In the latest build of Pentaho (I used 1.1.6 for the below screenshots) we ship an example of a Kettle mapping returning a result set which demonstrates the great architectures of both Kettle and Pentaho. Kettle provides an easy way for creating plugins and interfaces for steps allowing Pentaho to access data at the "end" of a transformation. Pentaho has a multipurpose result set object which allows for reports to key off of "data" instead of a SQL Result or an MDX Result, or in this case, a real time data slurp (EII result?!?).
The transformation in spoon looks like this:
It reads data from the Pentaho sample database (QUADRANT_ACTUALS) filters, and does some calculcations and places then in an operator XML Output. This output operator is superflous, the KettleComponent (from Pentaho) sources the data DIRECTLY from the in memory XML Output object in Kettle.
The ETL example is basic; it doesn’t even place the data slurped from Kettle into a nicely formatted report.
Just to be clear on what you’re seeing…
Pentaho users gain the full power of the Pentaho Data Ingegration tool (proper ETL sorts, groups, XML, csv, xml, filters, calculations, database lookups, aggregations, etc) when used as a SOURCE for their reports. A full ETL tool where you don’t HAVE to persist the data to tables or files or anything.
If it suits your needs, you can simply run your ETL everytime your report is run and you never have to build a staging area, data warehouse, or OLAP cubes. Your mileage may vary and I don’t think this is wholesale replacement for a data warehouse at all! Just a great way to provide additional options for BI developers.
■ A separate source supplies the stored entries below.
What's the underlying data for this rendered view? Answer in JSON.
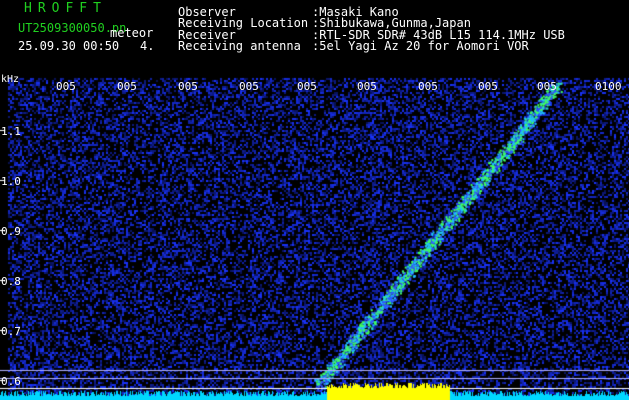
{
  "header": {
    "logo": "HROFFT",
    "file_name": "UT2509300050.pn",
    "meteor_tag": "meteor",
    "date_time": "25.09.30 00:50",
    "count": "4.",
    "observer_label": "Observer",
    "observer_value": ":Masaki Kano",
    "location_label": "Receiving Location",
    "location_value": ":Shibukawa,Gunma,Japan",
    "receiver_label": "Receiver",
    "receiver_value": ":RTL-SDR SDR# 43dB L15 114.1MHz USB",
    "antenna_label": "Receiving antenna",
    "antenna_value": ":5el Yagi Az 20 for Aomori VOR"
  },
  "axis": {
    "unit_label": "kHz",
    "time_ticks": [
      "005",
      "005",
      "005",
      "005",
      "005",
      "005",
      "005",
      "005",
      "005",
      "0100"
    ],
    "freq_ticks": [
      "1.1",
      "1.0",
      "0.9",
      "0.8",
      "0.7",
      "0.6"
    ]
  },
  "colors": {
    "background": "#000000",
    "noise_blue": "#1a2fff",
    "trail_green": "#40ff60",
    "cyan_baseline": "#00d8ff",
    "yellow_burst": "#ffff00",
    "header_green": "#20d020"
  }
}
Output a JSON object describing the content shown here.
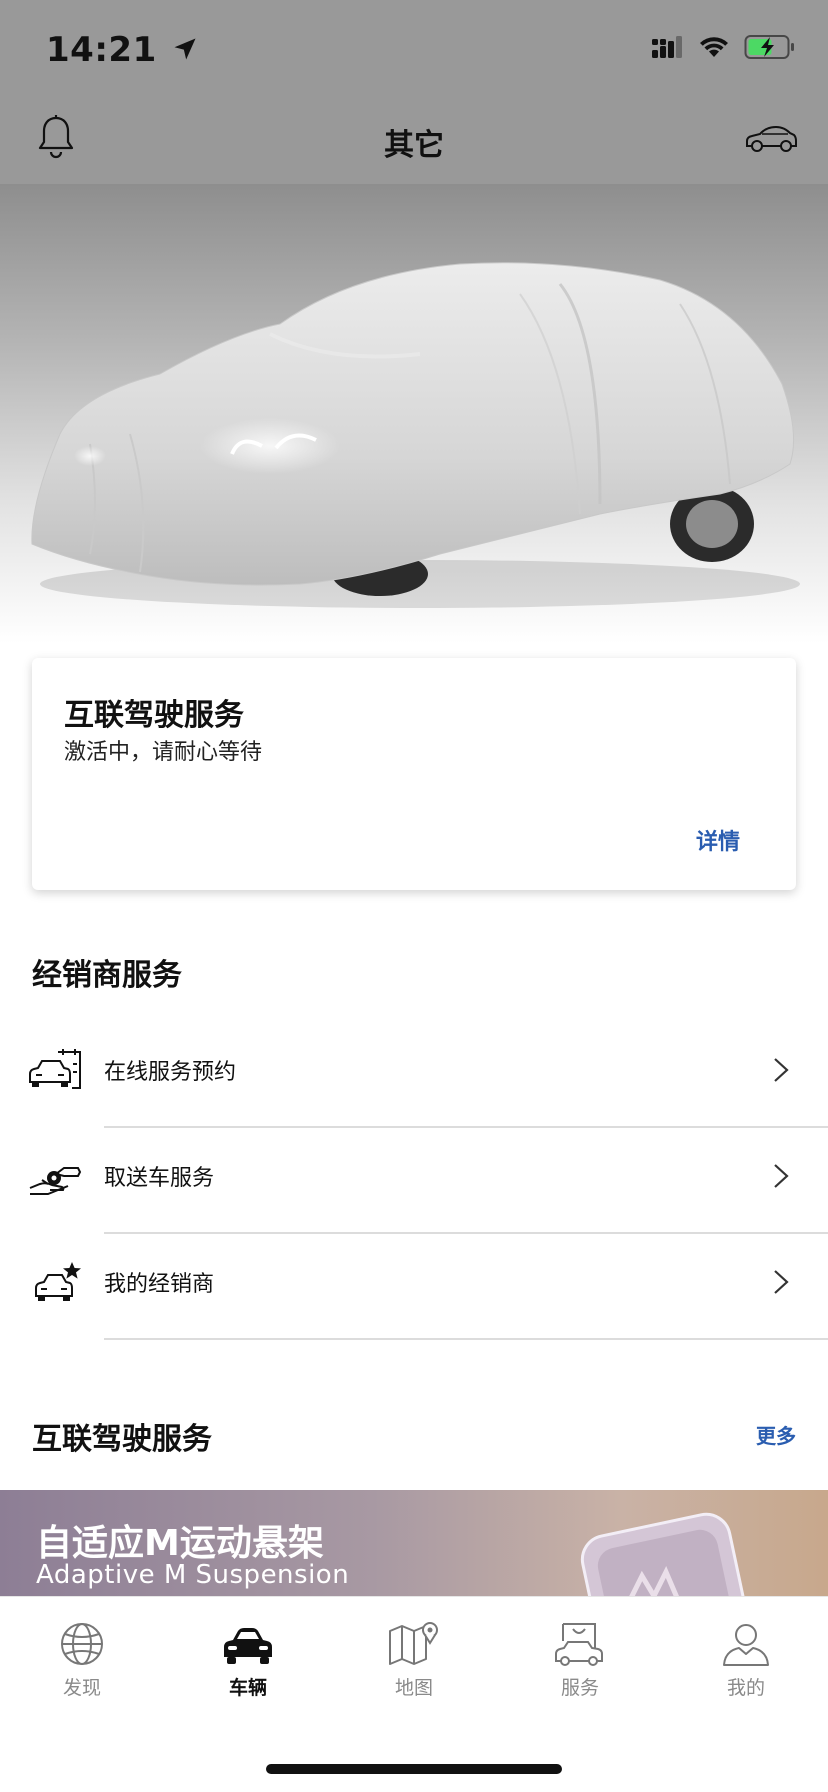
{
  "status_bar": {
    "time": "14:21"
  },
  "header": {
    "title": "其它"
  },
  "connected_drive_card": {
    "title": "互联驾驶服务",
    "subtitle": "激活中，请耐心等待",
    "link": "详情"
  },
  "dealer_services": {
    "title": "经销商服务",
    "items": [
      {
        "label": "在线服务预约",
        "icon": "car-calendar-icon"
      },
      {
        "label": "取送车服务",
        "icon": "key-handover-icon"
      },
      {
        "label": "我的经销商",
        "icon": "car-star-icon"
      }
    ]
  },
  "connected_drive_services": {
    "title": "互联驾驶服务",
    "more": "更多",
    "banner": {
      "title": "自适应M运动悬架",
      "subtitle": "Adaptive M Suspension"
    }
  },
  "tab_bar": {
    "tabs": [
      {
        "label": "发现",
        "icon": "globe-icon",
        "active": false
      },
      {
        "label": "车辆",
        "icon": "car-icon",
        "active": true
      },
      {
        "label": "地图",
        "icon": "map-icon",
        "active": false
      },
      {
        "label": "服务",
        "icon": "shopping-bag-car-icon",
        "active": false
      },
      {
        "label": "我的",
        "icon": "user-icon",
        "active": false
      }
    ]
  },
  "colors": {
    "header_bg": "#999999",
    "link_blue": "#2a5db0",
    "battery_green": "#4cd964"
  }
}
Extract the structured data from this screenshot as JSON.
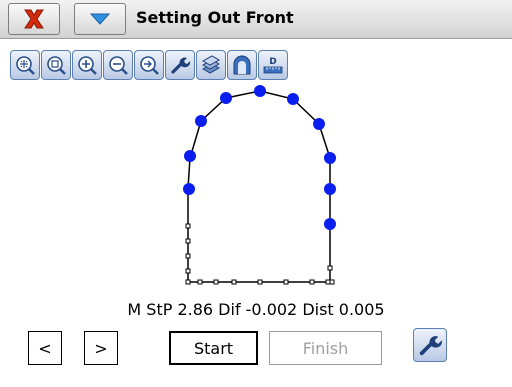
{
  "window": {
    "title": "Setting Out Front"
  },
  "toolbar": {
    "tools": [
      {
        "name": "zoom-extents-icon"
      },
      {
        "name": "zoom-window-icon"
      },
      {
        "name": "zoom-in-icon"
      },
      {
        "name": "zoom-out-icon"
      },
      {
        "name": "zoom-next-icon"
      },
      {
        "name": "settings-wrench-icon"
      },
      {
        "name": "layers-icon"
      },
      {
        "name": "tunnel-profile-icon"
      },
      {
        "name": "dimension-icon",
        "glyph": "D"
      }
    ]
  },
  "status": {
    "text": "M StP 2.86 Dif -0.002 Dist 0.005"
  },
  "buttons": {
    "prev_label": "<",
    "next_label": ">",
    "start_label": "Start",
    "finish_label": "Finish"
  },
  "colors": {
    "point_blue": "#0a1ef0",
    "close_red": "#d42a0c",
    "dropdown_blue": "#2f8fe0"
  }
}
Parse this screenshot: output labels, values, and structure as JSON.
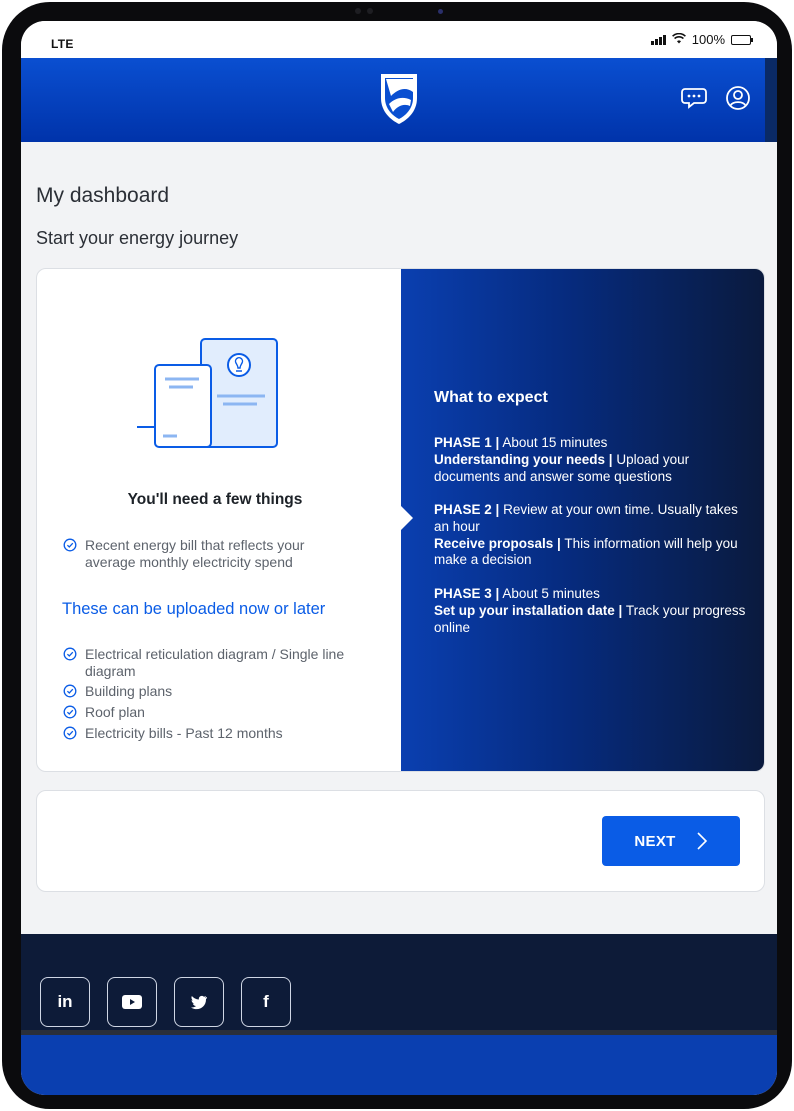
{
  "status_bar": {
    "carrier": "LTE",
    "battery": "100%"
  },
  "header": {
    "logo": "shield-logo",
    "chat_icon": "chat-bubble-icon",
    "profile_icon": "user-profile-icon"
  },
  "page": {
    "title": "My dashboard",
    "subtitle": "Start your energy journey"
  },
  "requirements": {
    "heading": "You'll need a few things",
    "required_items": [
      "Recent energy bill that reflects your average monthly electricity spend"
    ],
    "optional_heading": "These can be uploaded now or later",
    "optional_items": [
      "Electrical reticulation diagram / Single line diagram",
      "Building plans",
      "Roof plan",
      "Electricity bills - Past 12 months"
    ]
  },
  "expectations": {
    "heading": "What to expect",
    "phases": [
      {
        "label": "PHASE 1 |",
        "duration": "About 15 minutes",
        "title": "Understanding your needs |",
        "description": "Upload your documents and answer some questions"
      },
      {
        "label": "PHASE 2 |",
        "duration": "Review at your own time. Usually takes an hour",
        "title": "Receive proposals |",
        "description": "This information will help you make a decision"
      },
      {
        "label": "PHASE 3 |",
        "duration": "About 5 minutes",
        "title": "Set up your installation date |",
        "description": "Track your progress online"
      }
    ]
  },
  "actions": {
    "next_label": "NEXT"
  },
  "footer": {
    "social": [
      {
        "label": "in",
        "icon": "linkedin-icon"
      },
      {
        "label": "▶",
        "icon": "youtube-icon"
      },
      {
        "label": "twitter",
        "icon": "twitter-icon"
      },
      {
        "label": "f",
        "icon": "facebook-icon"
      }
    ]
  },
  "colors": {
    "brand_blue": "#0a5ce6",
    "header_blue": "#0033aa",
    "footer_navy": "#0d1b38"
  }
}
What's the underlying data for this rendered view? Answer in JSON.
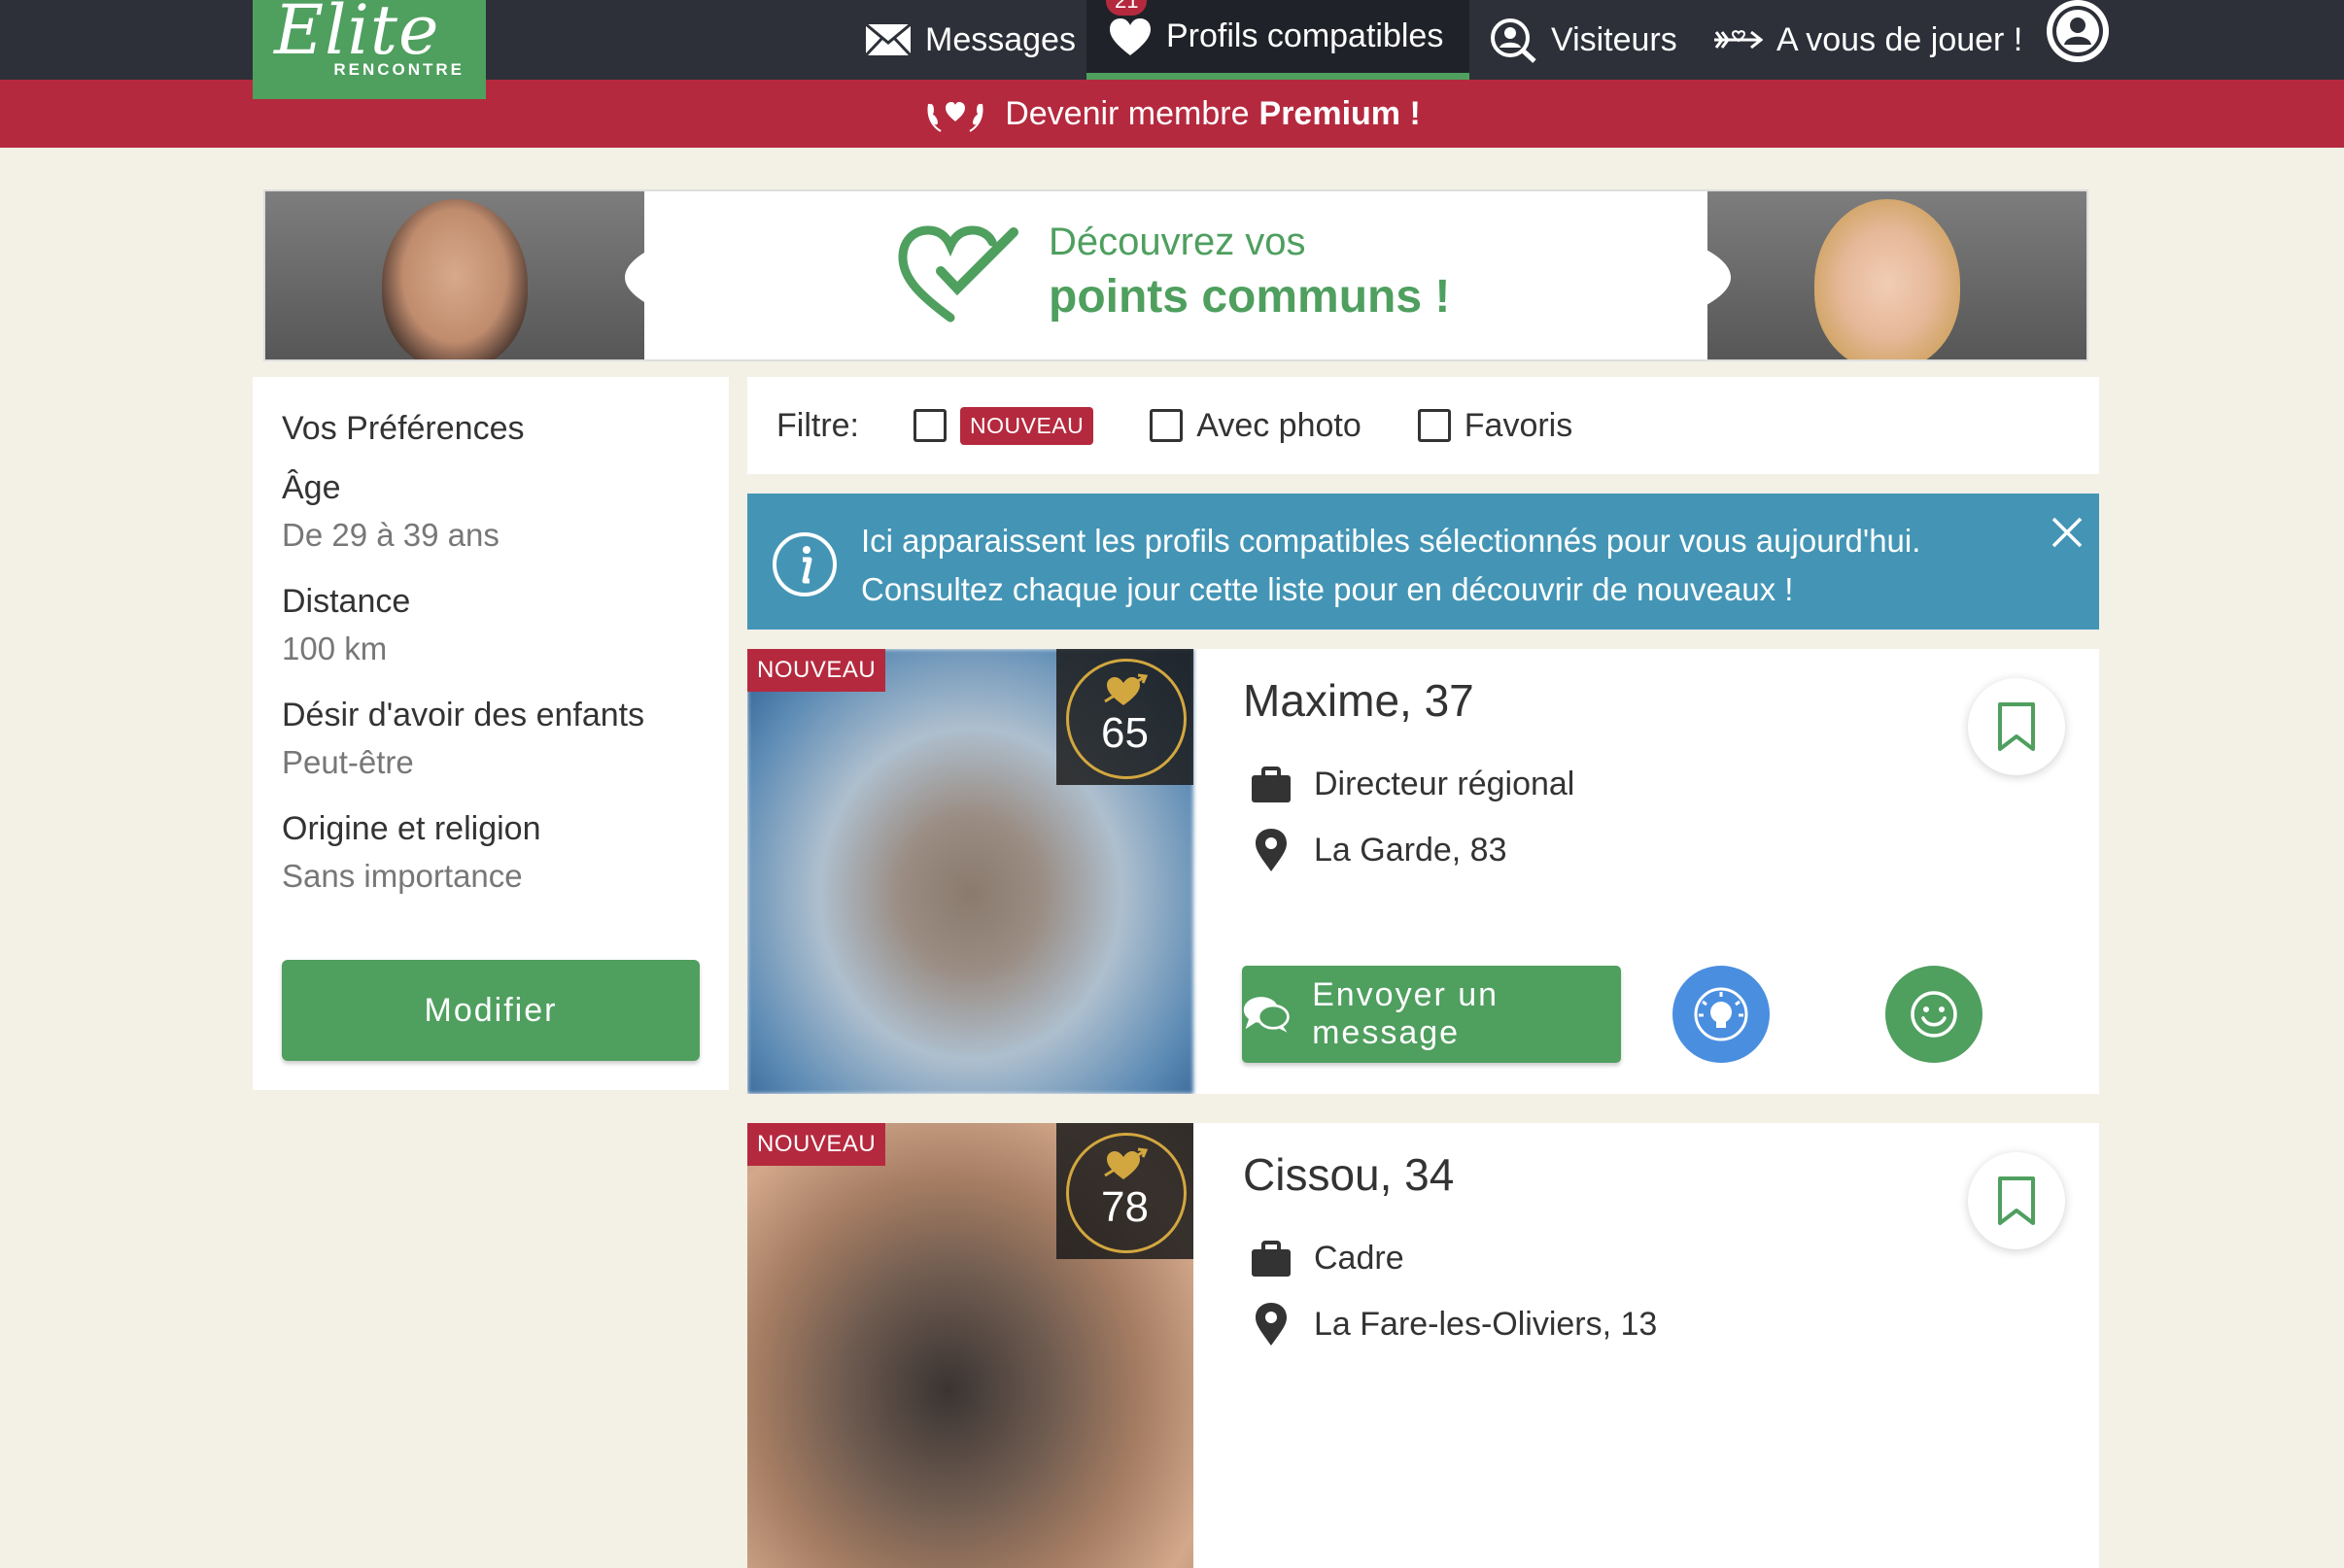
{
  "nav": {
    "logo_script": "Elite",
    "logo_sub": "RENCONTRE",
    "items": [
      {
        "label": "Messages"
      },
      {
        "label": "Profils compatibles",
        "badge": "21"
      },
      {
        "label": "Visiteurs"
      },
      {
        "label": "A vous de jouer !"
      }
    ]
  },
  "premium": {
    "prefix": "Devenir membre",
    "bold": "Premium !"
  },
  "banner": {
    "line1": "Découvrez vos",
    "line2": "points communs !"
  },
  "preferences": {
    "title": "Vos Préférences",
    "items": [
      {
        "label": "Âge",
        "value": "De 29 à 39 ans"
      },
      {
        "label": "Distance",
        "value": "100 km"
      },
      {
        "label": "Désir d'avoir des enfants",
        "value": "Peut-être"
      },
      {
        "label": "Origine et religion",
        "value": "Sans importance"
      }
    ],
    "button": "Modifier"
  },
  "filter": {
    "label": "Filtre:",
    "options": [
      {
        "label": "NOUVEAU",
        "checked": false
      },
      {
        "label": "Avec photo",
        "checked": false
      },
      {
        "label": "Favoris",
        "checked": false
      }
    ]
  },
  "info": {
    "line1": "Ici apparaissent les profils compatibles sélectionnés pour vous aujourd'hui.",
    "line2": "Consultez chaque jour cette liste pour en découvrir de nouveaux !"
  },
  "profiles": [
    {
      "tag": "NOUVEAU",
      "score": "65",
      "name": "Maxime",
      "age": ", 37",
      "job": "Directeur régional",
      "location": "La Garde, 83",
      "message_button": "Envoyer un message"
    },
    {
      "tag": "NOUVEAU",
      "score": "78",
      "name": "Cissou",
      "age": ", 34",
      "job": "Cadre",
      "location": "La Fare-les-Oliviers, 13"
    }
  ],
  "colors": {
    "brand_green": "#4f9f5f",
    "premium_red": "#b5293e",
    "nav_dark": "#2d3038",
    "info_blue": "#4495b5",
    "score_gold": "#d3a73f"
  }
}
Going beyond a single transformation in Pentaho we are currently augmenting this component to allow you to execute Chef Jobs from inside Pentaho. I have no idea when that code is included in a release but I’ll be sure and blog about it here. That means that you can schedule your "DW load process" or "Data Integration Routines" to run from inside Pentaho. I’ll post an example of that shortly…
Again, check out Rolands article! It’s a great addition to the pentaho blogosphere.